O levantamento mais recente do Procon Maceió, realizado nos dias 19 e 20 de fevereiro de 2026, identificou grandes diferenças de preços entre itens da cesta básica vendidos em supermercados, hipermercados e atacarejos da capital. A pesquisa analisou 17 produtos essenciais e tem como objetivo orientar os consumidores e estimular a concorrência entre os estabelecimentos.

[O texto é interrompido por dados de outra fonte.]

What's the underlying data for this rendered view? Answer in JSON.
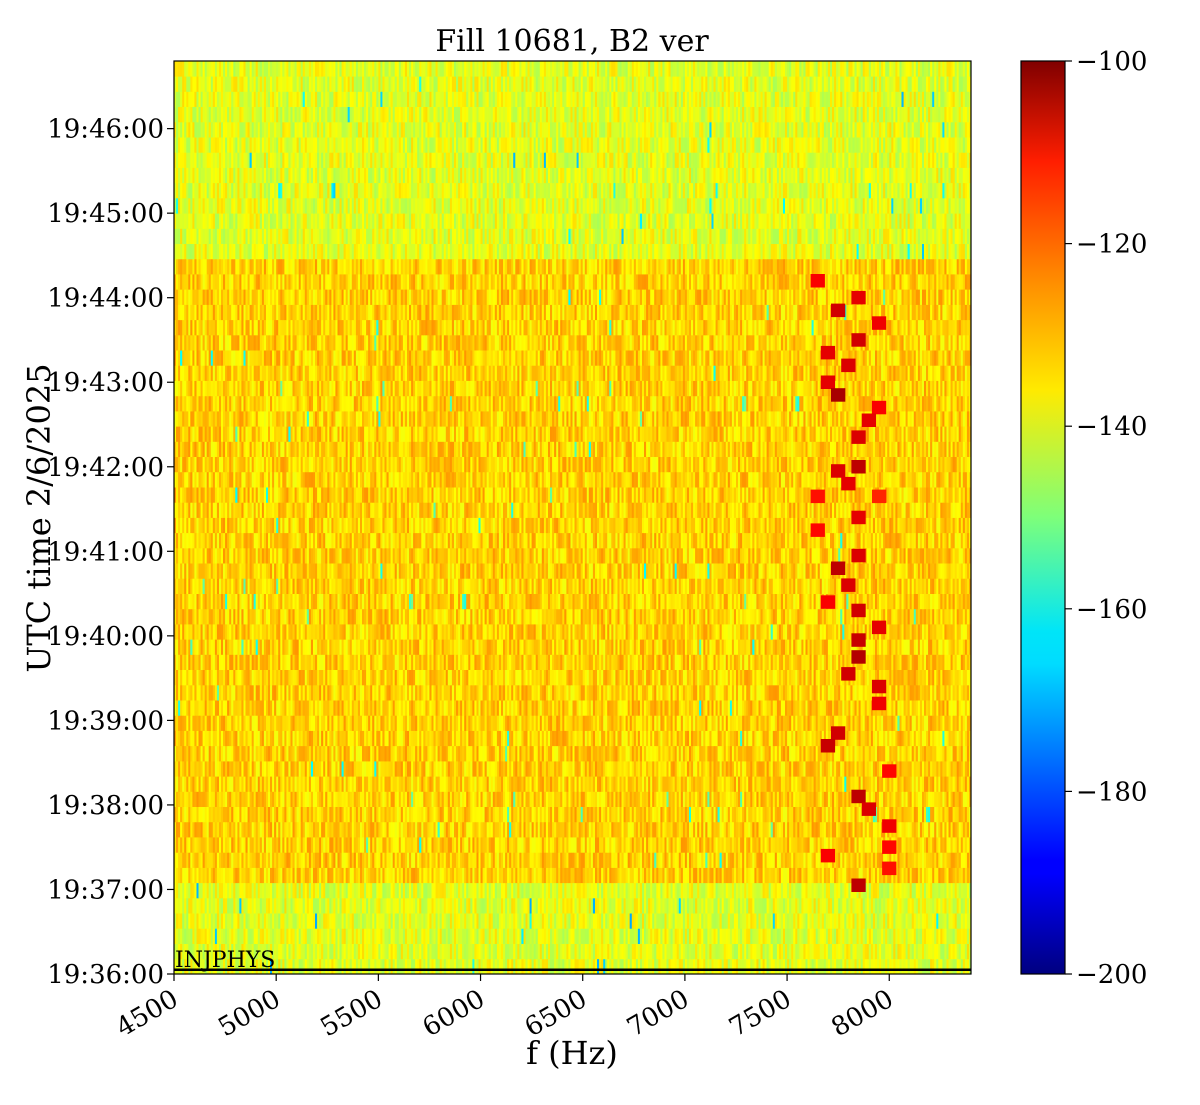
{
  "chart_data": {
    "type": "heatmap",
    "title": "Fill 10681, B2 ver",
    "xlabel": "f (Hz)",
    "ylabel": "UTC time 2/6/2025",
    "x_ticks": [
      4500,
      5000,
      5500,
      6000,
      6500,
      7000,
      7500,
      8000
    ],
    "xlim": [
      4500,
      8400
    ],
    "y_tick_labels": [
      "19:36:00",
      "19:37:00",
      "19:38:00",
      "19:39:00",
      "19:40:00",
      "19:41:00",
      "19:42:00",
      "19:43:00",
      "19:44:00",
      "19:45:00",
      "19:46:00"
    ],
    "y_range_minutes": [
      0,
      10.8
    ],
    "colorbar": {
      "colormap": "jet",
      "range": [
        -200,
        -100
      ],
      "ticks": [
        -100,
        -120,
        -140,
        -160,
        -180,
        -200
      ],
      "tick_labels": [
        "−100",
        "−120",
        "−140",
        "−160",
        "−180",
        "−200"
      ]
    },
    "background_level_dB": -133,
    "quiet_level_dB": -140,
    "active_window_minutes": [
      1,
      8.4
    ],
    "hot_spots": [
      {
        "f": 7650,
        "t": 8.2,
        "value": -112
      },
      {
        "f": 7850,
        "t": 8.0,
        "value": -110
      },
      {
        "f": 7750,
        "t": 7.85,
        "value": -108
      },
      {
        "f": 7950,
        "t": 7.7,
        "value": -111
      },
      {
        "f": 7850,
        "t": 7.5,
        "value": -108
      },
      {
        "f": 7700,
        "t": 7.35,
        "value": -110
      },
      {
        "f": 7800,
        "t": 7.2,
        "value": -109
      },
      {
        "f": 7700,
        "t": 7.0,
        "value": -110
      },
      {
        "f": 7750,
        "t": 6.85,
        "value": -104
      },
      {
        "f": 7950,
        "t": 6.7,
        "value": -112
      },
      {
        "f": 7900,
        "t": 6.55,
        "value": -110
      },
      {
        "f": 7850,
        "t": 6.35,
        "value": -109
      },
      {
        "f": 7850,
        "t": 6.0,
        "value": -106
      },
      {
        "f": 7750,
        "t": 5.95,
        "value": -109
      },
      {
        "f": 7800,
        "t": 5.8,
        "value": -110
      },
      {
        "f": 7650,
        "t": 5.65,
        "value": -114
      },
      {
        "f": 7950,
        "t": 5.65,
        "value": -116
      },
      {
        "f": 7850,
        "t": 5.4,
        "value": -110
      },
      {
        "f": 7650,
        "t": 5.25,
        "value": -113
      },
      {
        "f": 7850,
        "t": 4.95,
        "value": -109
      },
      {
        "f": 7750,
        "t": 4.8,
        "value": -106
      },
      {
        "f": 7800,
        "t": 4.6,
        "value": -109
      },
      {
        "f": 7700,
        "t": 4.4,
        "value": -112
      },
      {
        "f": 7850,
        "t": 4.3,
        "value": -108
      },
      {
        "f": 7950,
        "t": 4.1,
        "value": -110
      },
      {
        "f": 7850,
        "t": 3.95,
        "value": -107
      },
      {
        "f": 7850,
        "t": 3.75,
        "value": -105
      },
      {
        "f": 7800,
        "t": 3.55,
        "value": -108
      },
      {
        "f": 7950,
        "t": 3.4,
        "value": -109
      },
      {
        "f": 7950,
        "t": 3.2,
        "value": -111
      },
      {
        "f": 7750,
        "t": 2.85,
        "value": -108
      },
      {
        "f": 7700,
        "t": 2.7,
        "value": -107
      },
      {
        "f": 8000,
        "t": 2.4,
        "value": -113
      },
      {
        "f": 7850,
        "t": 2.1,
        "value": -106
      },
      {
        "f": 7900,
        "t": 1.95,
        "value": -109
      },
      {
        "f": 8000,
        "t": 1.75,
        "value": -111
      },
      {
        "f": 8000,
        "t": 1.5,
        "value": -113
      },
      {
        "f": 7700,
        "t": 1.4,
        "value": -112
      },
      {
        "f": 8000,
        "t": 1.25,
        "value": -114
      },
      {
        "f": 7850,
        "t": 1.05,
        "value": -106
      }
    ],
    "annotation": {
      "text": "INJPHYS",
      "t": 0.05
    }
  }
}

Confira a pesquisa aqui.
Entre os itens com maiores diferenças de valores estão a manteiga, encontrada de R$ 4,69 até R$ 18,90; o flocão de milho, com preços entre R$ 0,99 e R$ 3,29; a margarina, variando de R$ 2,79 a R$ 9,35; e o leite líquido integral, com valores entre R$ 3,49 e R$ 9,90. Produtos como arroz, farinha de mandioca, ovos e café também apresentaram diferenças expressivas entre os estabelecimentos pesquisados.
De acordo com a coordenadora de pesquisa do órgão, Luísa Goulart, o levantamento é uma ferramenta importante para ajudar a população a economizar no dia a dia.
Segundo ela, a pesquisa permite que o consumidor tenha acesso a informações atualizadas sobre preços e reforça a importância de comparar valores antes de realizar as compras, já que a escolha do local e da marca pode impactar significativamente no orçamento familiar.
O levantamento também mostrou que o custo total dos itens analisados pode variar bastante dependendo do estabelecimento escolhido, o que reforça a necessidade de planejamento e pesquisa por parte do consumidor.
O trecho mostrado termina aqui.